Africans were subjected to subhuman treatment in every manner. Occasionally a slave would be sold to a kind master and live fairly well. But the usual life of a slave was very bad. They were given rags to wear, fed leftover slop the whites did not want. They were beat unmercifully for the smallest infraction.
6. The role of African collaborators
African Kings were complicit in the slave trade. Many of them made large sums of money on the practice. They had a different concept of slavery and thought the slaves would be freed at some point. They did not realize they were condemning generations to slavery. They did not realize the Europeans would invent a slavery from which there was no escape even for their descendants. They often received guns, ammunition and other factory goods in exchange for slaves. It was common for them to sell their enemies into slavery after defeat.

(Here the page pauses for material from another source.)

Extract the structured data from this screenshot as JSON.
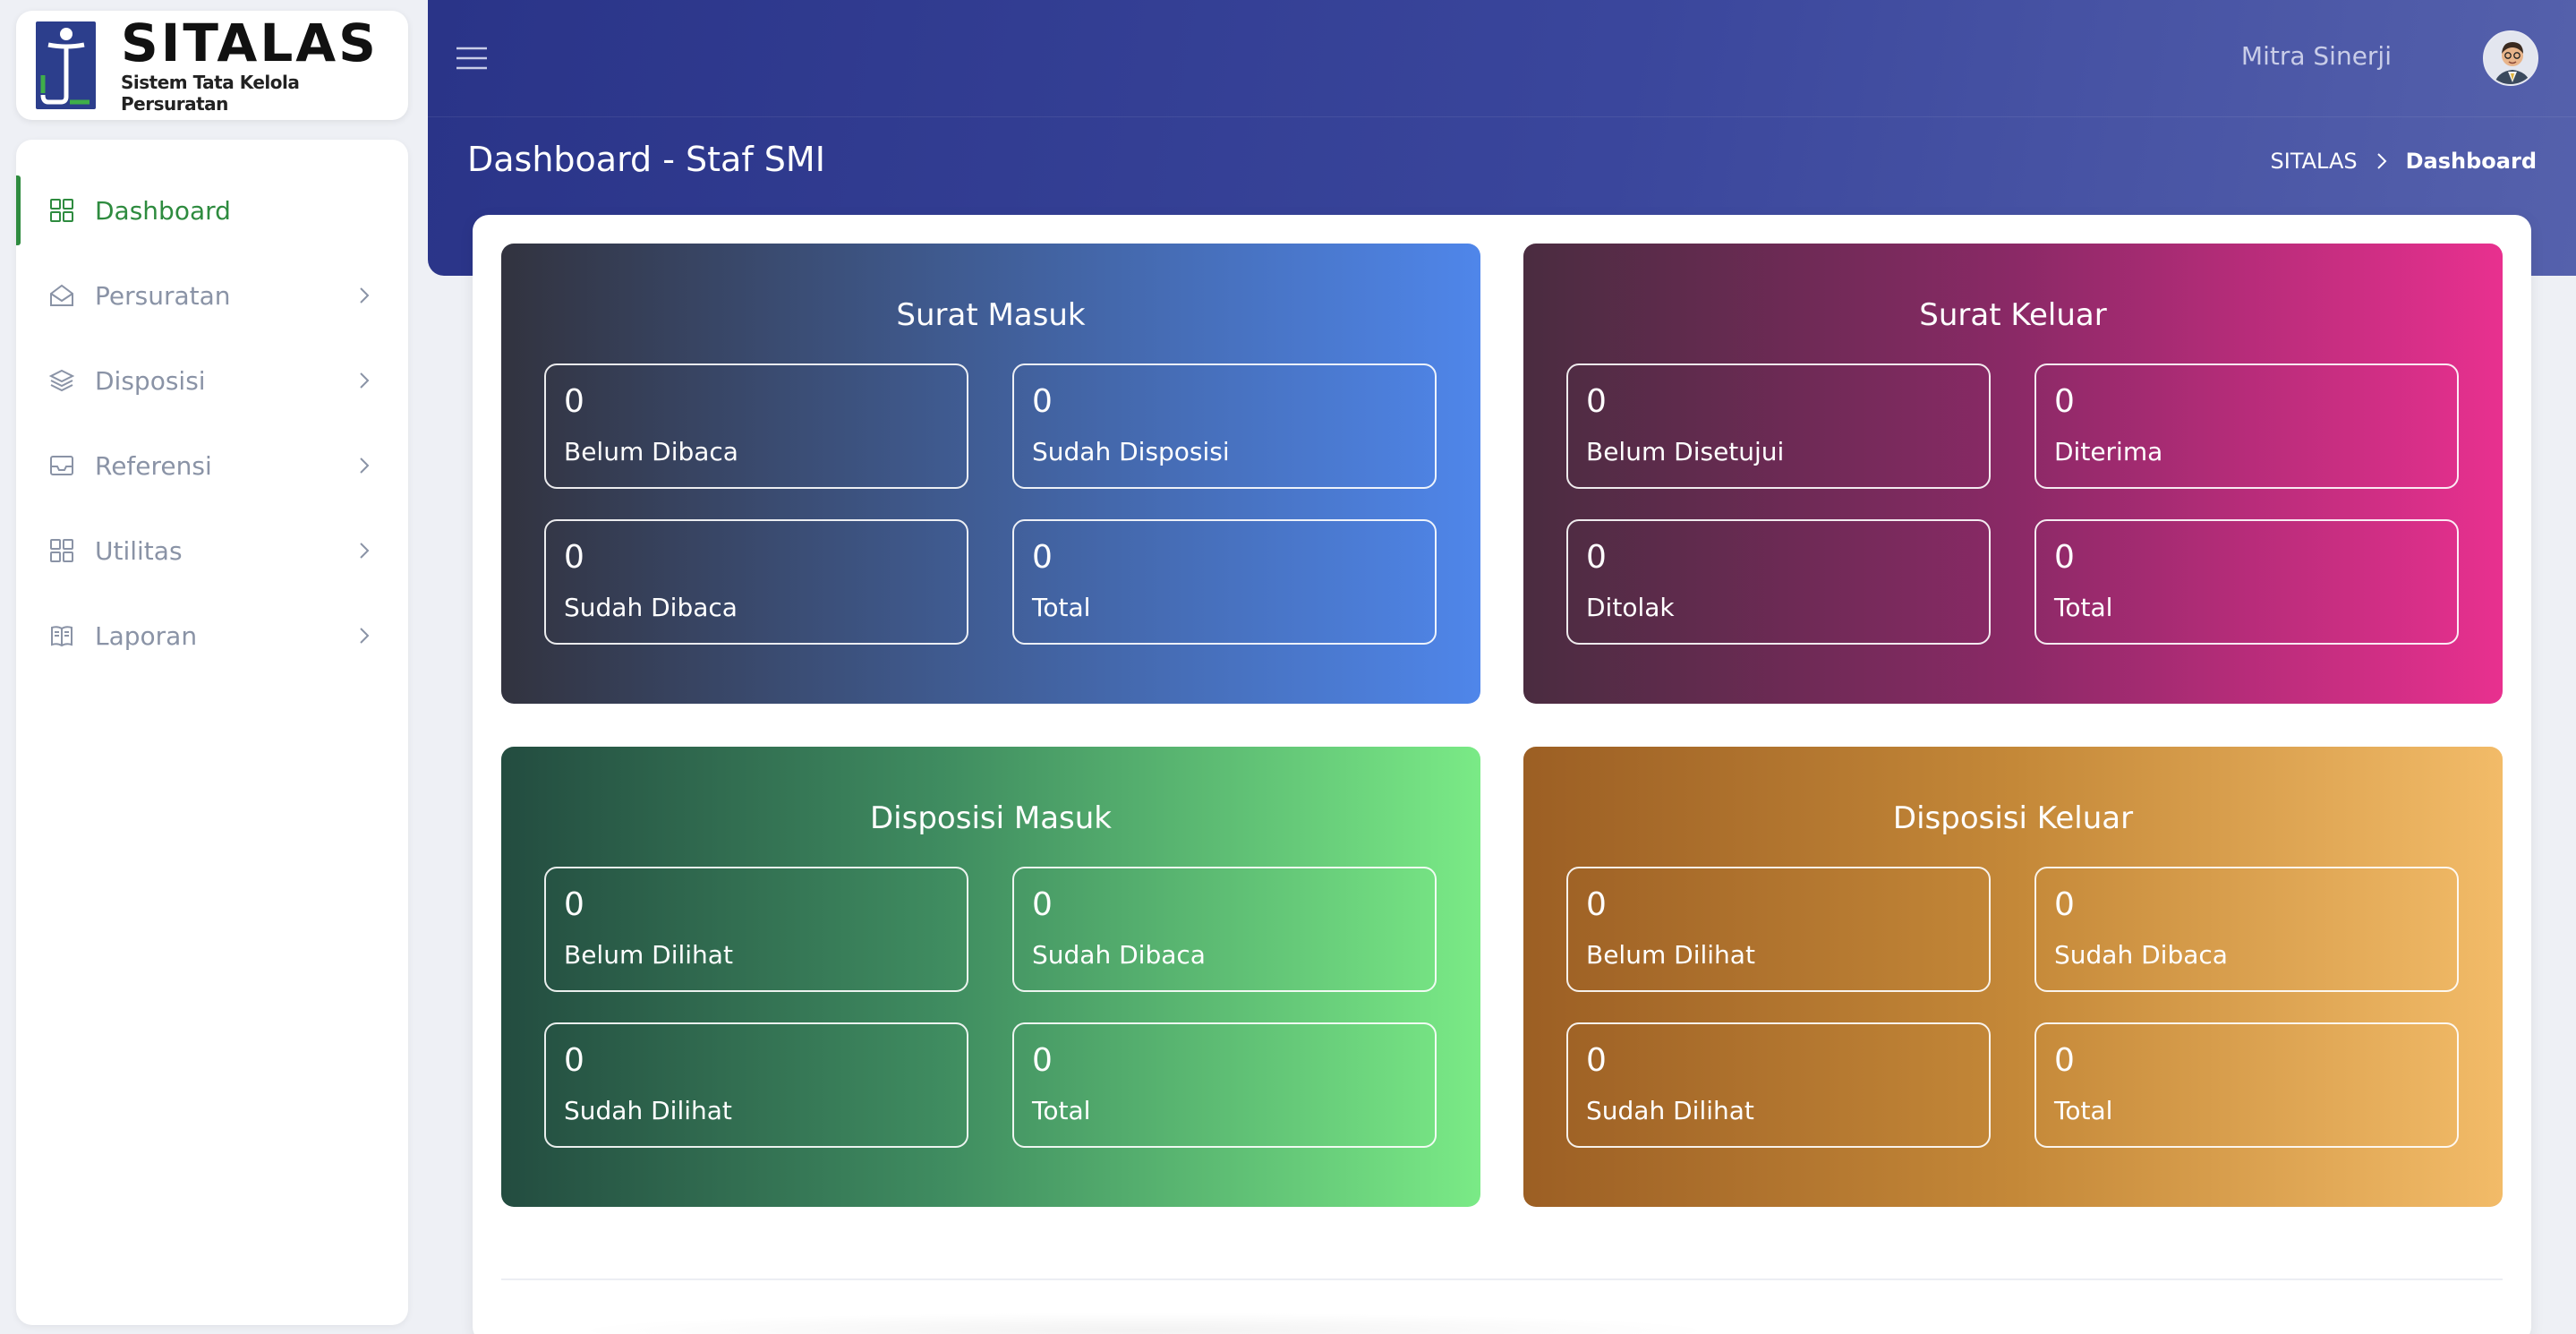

Africa had no prison system so criminals were also sold into slavery.
7. The Middle Passage (Conditions, length of time what did they eat)
The trip across the Atlantic is estimated to have taken 2-3 months. The time shortened as the Europeans honed their craft of enslaving Africans. The Africans were usually fed fried corn meal. Many slaves had to be force fed because they refused to eat, wanting to die in such an inhuman condition. The Dutch fed them three times a day. The French fed them stewed oats with turtle meat once per day. Mostly they were fed slop of either corn or oats. They were fed as little as possible and if the captain ran short of food, he would throw a few slaves overboard in order to make the food last.
8. African resistance cite specific examples of slave revolts on ship
There were many slave uprisings on the slave ships. Historians estimate about 400 slave rebellions. They usually occurred near the coast of Africa. Only a few were successful. 30,000 slave ship voyages took place by 1860. One in ten ships is estimated to have experienced slave revolts.
Here are a few examples:
1858: 270 slaves rebelled on the French slaver Regina Coeli in 1858. The slaves killed most of the French crew and escaped to Liberia with the help of the British.
1721: 8 Africans on a ship called Henry of London freed themselves from their irons and jumped overboard escaping from 50 slave catchers.
1730: The sloop Little George sailing from the Guinea coast to Rhode Island was overtaken by 97 captured Africans. They sailed back to Africa and freed themselves.